Payment: Value Transfer Is Not Fulfillment
Payment is a separate layer from action. A payment protocol can authorize or settle a transaction, but it does not itself ship a product, book a seat, or open a support ticket.
That separation is important because it prevents a common category error: “the agent paid, so the job is done.” Not true. Payment only changes state in the financial layer. Fulfillment still has to happen.
A concrete example: an agent can create a $42.18 authorization for a same-day courier pickup, but the courier still has to scan the package, accept the job, and mark it in transit. Likewise, an agent can collect a card payment for a software license, but the license key still has to be generated, recorded, and delivered by the fulfillment system.
This is where systems need careful design. The payment layer should produce a clear receipt, reference ID, or settlement event that the fulfillment layer can use. If those layers are mixed together, debugging becomes painful and refunds become messy.
A nuanced point: not every agent transaction should be monetized inline. Sometimes the right design is to authenticate first, execute second, and bill later. In other cases, prepayment or escrow makes more sense. The stack should support different commercial models without forcing one.
Fulfillment: The Real-World Last Mile
Fulfillment is where the digital action becomes physical or operational reality.
For ecommerce, that might mean a print-on-demand provider like Printful producing and shipping an item after receiving a webhook with the order ID, SKU, print file, and destination address. For software, it could mean provisioning a workspace, sending an email, or creating an API key. For services, it could mean reserving inventory, assigning a human operator, or scheduling work.
This layer is often overlooked because it is not glamorous. But it is the layer that determines whether the agent actually delivered value.
Fulfillment systems need idempotency, status tracking, and retries. They also need human-readable audit trails. A good implementation will store a fulfillment record with a unique external reference, timestamps for each state transition, and a retry-safe callback path so the same order is not shipped twice if the agent retries after a timeout.
The Stack, Layer by Layer
A simple way to think about ownership:
- Model: decides what to do, often by emitting structured tool calls
- Tool calling: expresses the action request in a machine-readable form
- MCP: standardizes discovery and tool/resource shape
- Transport: moves the request, usually over HTTP
- Auth: controls who may act and with what scope
- Payment: transfers value or authorizes settlement
- Fulfillment: completes the real-world or operational task
Each layer has a different job. No single protocol owns the entire stack.

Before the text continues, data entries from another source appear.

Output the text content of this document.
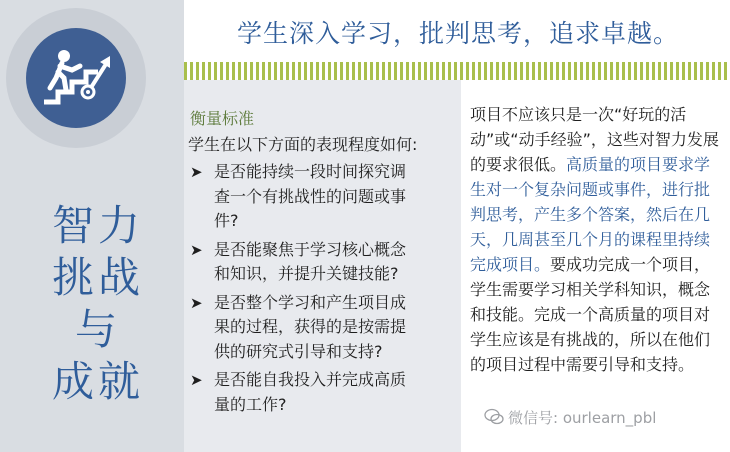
智力
挑战
与
成就
学生深入学习，批判思考，追求卓越。
衡量标准
学生在以下方面的表现程度如何:
➤ 是否能持续一段时间探究调
查一个有挑战性的问题或事
件?
➤ 是否能聚焦于学习核心概念
和知识，并提升关键技能?
➤ 是否整个学习和产生项目成
果的过程，获得的是按需提
供的研究式引导和支持?
➤ 是否能自我投入并完成高质
量的工作?
项目不应该只是一次“好玩的活动”或“动手经验”，这些对智力发展的要求很低。高质量的项目要求学生对一个复杂问题或事件，进行批判思考，产生多个答案，然后在几天，几周甚至几个月的课程里持续完成项目。要成功完成一个项目，学生需要学习相关学科知识，概念和技能。完成一个高质量的项目对学生应该是有挑战的，所以在他们的项目过程中需要引导和支持。
微信号: ourlearn_pbl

A Contrarian View: More Standardization Is Not Always Better
It is tempting to believe the stack will quickly collapse into one universal agent protocol. That is unlikely.

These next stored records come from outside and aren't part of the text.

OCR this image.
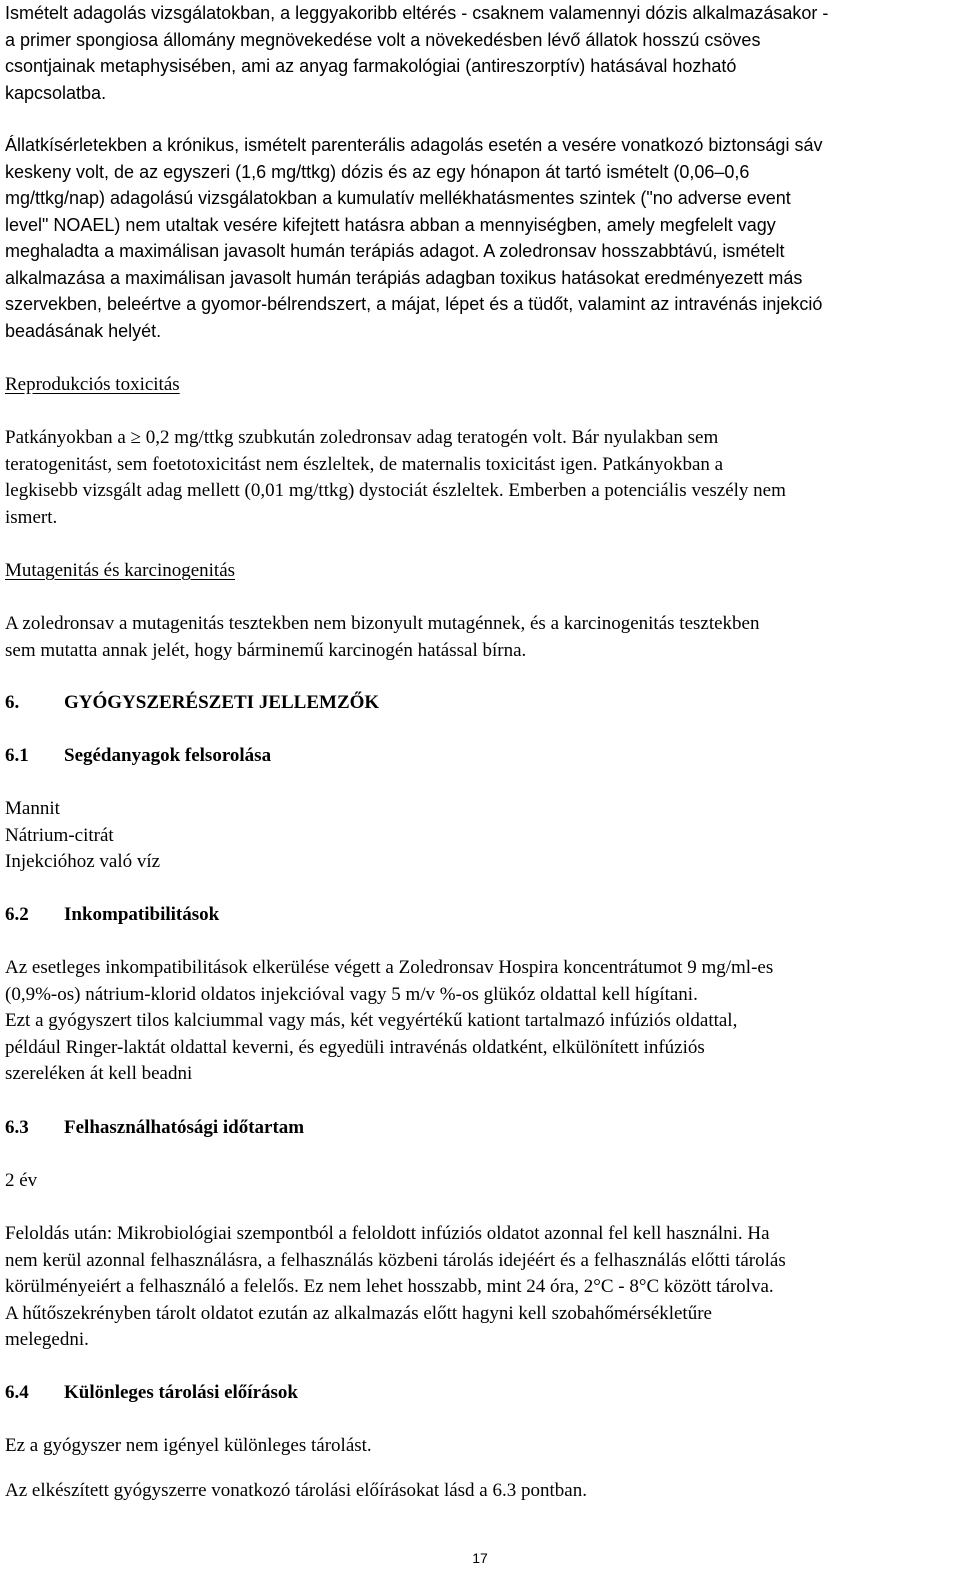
Ismételt adagolás vizsgálatokban, a leggyakoribb eltérés - csaknem valamennyi dózis alkalmazásakor -
a primer spongiosa állomány megnövekedése volt a növekedésben lévő állatok hosszú csöves
csontjainak metaphysisében, ami az anyag farmakológiai (antireszorptív) hatásával hozható
kapcsolatba.
Állatkísérletekben a krónikus, ismételt parenterális adagolás esetén a vesére vonatkozó biztonsági sáv
keskeny volt, de az egyszeri (1,6 mg/ttkg) dózis és az egy hónapon át tartó ismételt (0,06–0,6
mg/ttkg/nap) adagolású vizsgálatokban a kumulatív mellékhatásmentes szintek ("no adverse event
level" NOAEL) nem utaltak vesére kifejtett hatásra abban a mennyiségben, amely megfelelt vagy
meghaladta a maximálisan javasolt humán terápiás adagot. A zoledronsav hosszabbtávú, ismételt
alkalmazása a maximálisan javasolt humán terápiás adagban toxikus hatásokat eredményezett más
szervekben, beleértve a gyomor-bélrendszert, a májat, lépet és a tüdőt, valamint az intravénás injekció
beadásának helyét.
Reprodukciós toxicitás
Patkányokban a ≥ 0,2 mg/ttkg szubkután zoledronsav adag teratogén volt. Bár nyulakban sem
teratogenitást, sem foetotoxicitást nem észleltek, de maternalis toxicitást igen. Patkányokban a
legkisebb vizsgált adag mellett (0,01 mg/ttkg) dystociát észleltek. Emberben a potenciális veszély nem
ismert.
Mutagenitás és karcinogenitás
A zoledronsav a mutagenitás tesztekben nem bizonyult mutagénnek, és a karcinogenitás tesztekben
sem mutatta annak jelét, hogy bárminemű karcinogén hatással bírna.
6.	GYÓGYSZERÉSZETI JELLEMZŐK
6.1	Segédanyagok felsorolása
Mannit
Nátrium-citrát
Injekcióhoz való víz
6.2	Inkompatibilitások
Az esetleges inkompatibilitások elkerülése végett a Zoledronsav Hospira koncentrátumot 9 mg/ml-es
(0,9%-os) nátrium-klorid oldatos injekcióval vagy 5 m/v %-os glükóz oldattal kell hígítani.
Ezt a gyógyszert tilos kalciummal vagy más, két vegyértékű kationt tartalmazó infúziós oldattal,
például Ringer-laktát oldattal keverni, és egyedüli intravénás oldatként, elkülönített infúziós
szereléken át kell beadni
6.3	Felhasználhatósági időtartam
2 év
Feloldás után: Mikrobiológiai szempontból a feloldott infúziós oldatot azonnal fel kell használni. Ha
nem kerül azonnal felhasználásra, a felhasználás közbeni tárolás idejéért és a felhasználás előtti tárolás
körülményeiért a felhasználó a felelős. Ez nem lehet hosszabb, mint 24 óra, 2°C - 8°C között tárolva.
A hűtőszekrényben tárolt oldatot ezután az alkalmazás előtt hagyni kell szobahőmérsékletűre
melegedni.
6.4	Különleges tárolási előírások
Ez a gyógyszer nem igényel különleges tárolást.
Az elkészített gyógyszerre vonatkozó tárolási előírásokat lásd a 6.3 pontban.
17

Different layers evolve at different speeds. Models change quickly. Auth standards are conservative for good reasons. Payment systems are constrained by regulation. Fulfillment varies by industry. Trying to unify all of that too early can make the system less usable, not more.
The practical path is narrower: standardize the seams that repeat, and leave room for domain-specific logic where the real work happens.
The Bottom Line
The agentic web is not one layer deep. It is a stack of distinct responsibilities, from reasoning to execution.
If you are building for agents, design each layer deliberately:
- let the model decide
- let tools expose capability
- let MCP standardize discovery
- let HTTP move requests
- let OAuth 2.1 control delegated access
- let payment handle value transfer
- let fulfillment handle reality
The teams that understand these boundaries will build systems that are easier for both humans and agents to use.